As prisões ocorreram em Canoas e em Alvorada. A ação foi realizada pelo Grupo de Atuação Especial de Combate ao Crime Organizado (GAECO), com apoio da Brigada Militar.
Investigação reuniu depoimentos, imagens e documentos
Segundo o MPRS, o pedido de prisão foi feito pela promotora de Justiça Karen Mallmann, da 3ª Promotoria de Justiça Criminal de Alvorada, após a conclusão de uma investigação que reuniu depoimentos, imagens e documentos indicando a gravidade dos fatos. As apurações começaram depois que mães de alunos souberam do caso e buscaram a Delegacia de Polícia.

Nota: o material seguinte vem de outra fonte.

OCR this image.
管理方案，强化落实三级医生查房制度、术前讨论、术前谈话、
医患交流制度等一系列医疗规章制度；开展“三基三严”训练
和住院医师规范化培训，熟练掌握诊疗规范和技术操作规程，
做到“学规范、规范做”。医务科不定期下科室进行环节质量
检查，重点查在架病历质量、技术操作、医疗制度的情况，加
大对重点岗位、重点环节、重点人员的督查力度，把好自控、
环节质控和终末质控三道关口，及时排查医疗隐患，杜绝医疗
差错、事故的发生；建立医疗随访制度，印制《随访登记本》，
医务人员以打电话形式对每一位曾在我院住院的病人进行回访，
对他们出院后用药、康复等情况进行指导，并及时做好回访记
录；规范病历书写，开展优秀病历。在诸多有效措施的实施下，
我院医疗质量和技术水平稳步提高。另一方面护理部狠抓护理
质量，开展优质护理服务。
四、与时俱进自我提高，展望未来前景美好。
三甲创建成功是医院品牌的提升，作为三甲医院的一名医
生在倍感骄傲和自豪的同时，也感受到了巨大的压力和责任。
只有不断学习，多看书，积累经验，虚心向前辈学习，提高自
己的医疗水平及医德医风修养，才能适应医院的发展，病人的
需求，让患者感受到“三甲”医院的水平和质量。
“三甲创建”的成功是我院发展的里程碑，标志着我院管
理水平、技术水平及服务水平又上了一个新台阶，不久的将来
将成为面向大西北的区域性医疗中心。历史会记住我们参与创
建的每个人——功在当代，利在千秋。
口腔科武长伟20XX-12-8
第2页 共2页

O inquérito aponta que as investigadas aplicavam medicamentos destinados a outras crianças para mantê-las dormindo ou "mais calmas". Também são citadas práticas como imposição de castigos, negligência com higiene e alimentação e condutas consideradas degradantes. O MPRS menciona ainda relatos e imagens de crianças sedadas, compartilhamento inadequado de utensílios e conversas entre funcionárias sugerindo aumento de dosagens.
Justiça acolheu pedido; operação foi batizada de "Dose de Silêncio"
Para o Ministério Público, além dos indícios de autoria e materialidade, havia risco à ordem pública e à instrução criminal, com suspeita de influência sobre testemunhas durante a investigação. Diante disso, a Justiça acolheu o pedido de prisão preventiva para interromper as práticas e proteger as vítimas. A ação integra a chamada "Operação Dose de Silêncio".
A promotora Karen Mallmann afirmou que a "gravidade concreta do delito" pesou na decisão, destacando que os crimes teriam sido cometidos contra crianças pequenas e que os medicamentos com efeito sedativo eram usados para facilitar o manejo com os alunos, além de relatos de negligência e agressões.
Já o coordenador estadual do GAECO, promotor Rogério Meirelles Caldas, ressaltou o papel do grupo no apoio às investigações criminais e mencionou a participação da Brigada Militar na operação.
Como denunciar
O MPRS orienta que suspeitas de violência contra crianças e adolescentes sejam denunciadas. Em situações de urgência, a recomendação é ligar para o 190. Em outros casos, a orientação é procurar o Conselho Tutelar, a Promotoria de Justiça ou a Delegacia de Polícia, além do Disque 100.